Despite Turkish Government’s Denial, Armenians Say Some Turks Are Supporting Genocide Commemoration
ISTANBUL -- Armenians from around the world are in Istanbul this week commemorating the 1.5 million people killed in the Armenian genocide that began 100 years ago. Despite the Turkish government’s public denial of the genocide, Armenian activists here say they have faced almost no pressure from the authorities about their planned activities, and that many Turks, especially those in the younger generations, are participating.
A recent poll conducted by the Center for Economics and Foreign Policy Studies, an independent think tank based in Istanbul, concluded that only 9 percent of Turks want their government to recognize the Armenian genocide, which historians agree was committed by the Ottoman Turks during World War I. Yet, Armenian activists say they have seen a change in the younger, liberal Turkish population.
“There is a portion of the population in Turkey that understands that this happened and recognizes it,” said Nancy Kricorian, an Armenian author and activist. A growing number of Turkish academics, including prominent professors, have also called on the Turkish government to recognize the massacres that began in 1915 as genocide.
Still, the Armenian genocide is an extremely contentious issue between Turkey and the international community. Only a few nations and international organizations recognize the genocide as such; the United States government does not.
President Recep Tayyip Erdoğan, who during his time as prime minister expressed more sympathetic views about the genocide than previous Turkish leaders, now as president stands in staunch opposition to using the term for the 1915 slaughter. Erdoğan once said that since there were Armenians still left in Istanbul, genocide could not have happened. Textbooks in Turkish schools do not mention the 1.5 million Armenians who died in 1915.
With opposition and denial of the genocide from the Turkish government, Armenian activists in Turkey in past decades have been prevented from protesting. All calls for recognition of the genocide have been completely quashed by the government. But this year, the centennial, Armenian activists have been able to plan an entire week of commemorative activities.
Organizers of Project 2015, the official group that planned the centennial commemoration here, said they worked with the government and private citizens to get permits for using certain buildings for the events.
That was in part, some activists here say, because of the leadership of Sarah Leah Whitman, an Armenian and the executive director of Human Rights Watch’s Middle East and North Africa division. But it was also in part, they say, because of the change in perception of the genocide among some Turks.
“There have been some changes inside Turkey in the last decade, especially after the murder of Hrant Dink,” said Harout Ekmanian, a journalist and a member of Civilitas Foundation, an activist organization in the Armenian capital Yerevan, referring to the Turkish-Armenian journalist who was assassinated in 2007 by a Turkish nationalist.

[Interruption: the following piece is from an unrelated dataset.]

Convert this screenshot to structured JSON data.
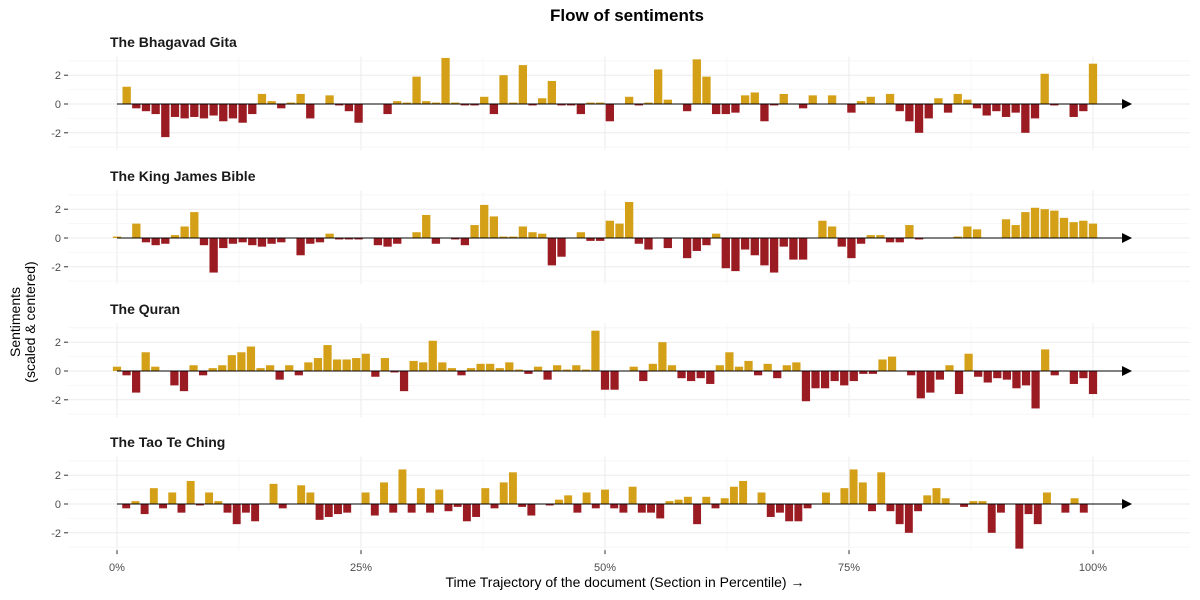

The pressure for the Turkish government to recognize the Armenian genocide has been mounting from the outside, too. World leaders such as Pope Francis have come out and declared the massacre in 1915 genocide.
“In the past century our human family has lived through three massive and unprecedented tragedies. The first, which is widely considered 'the first genocide of the 20th century,' struck your own Armenian people,” Francis said during Mass in St. Peter's Basilica last week, in the presence of Armenian church leaders. “Concealing or denying evil is like allowing a wound to keep bleeding without bandaging it."
The other atrocities the pontiff cited were the Nazi Holocaust and the crimes of Stalinism.
That pressure, though, has yet to affect the Turkish government’s rhetoric about the genocide, or its reactions to leaders speaking out about it. Following the pope’s statement, Turkey recalled its ambassador from the Vatican.
But while at ground level some Turks are changing their views, Armenian activists are going to keep pushing for official recognition.
“[The massacre] was a systematically state-organized crime of annihilation of an entire nation, genocide. Armenian activists and the descendants of the genocide survivors do not accept anything less than a full acknowledgment of that historical fact,” Ekmanian said.
There are thousands of Turkish citizens who are part Armenian and are trying to find out what exactly happened to their family members killed during the genocide in 1915, by searching state archives or by contacting other Armenian families. That's leading some to discovering Armenian roots they did not know they had, as the Turkish state suppressed Armenian identities in the past.
“This is a very painful process for may of those people ... born and raised with an identity, which is often hostile towards Armenian identity, but then finding out family connections and roots of Armenian identity inside themselves,” Ekmanian said. Yet, he added, the unresolved conflict over what really happened to Armenians in Turkey may also push some people to keep their Armenian history quiet: "They will never want to dig [it] up," Ekmanian said, "choosing to live in peace [rather] than to fight for their real identity.”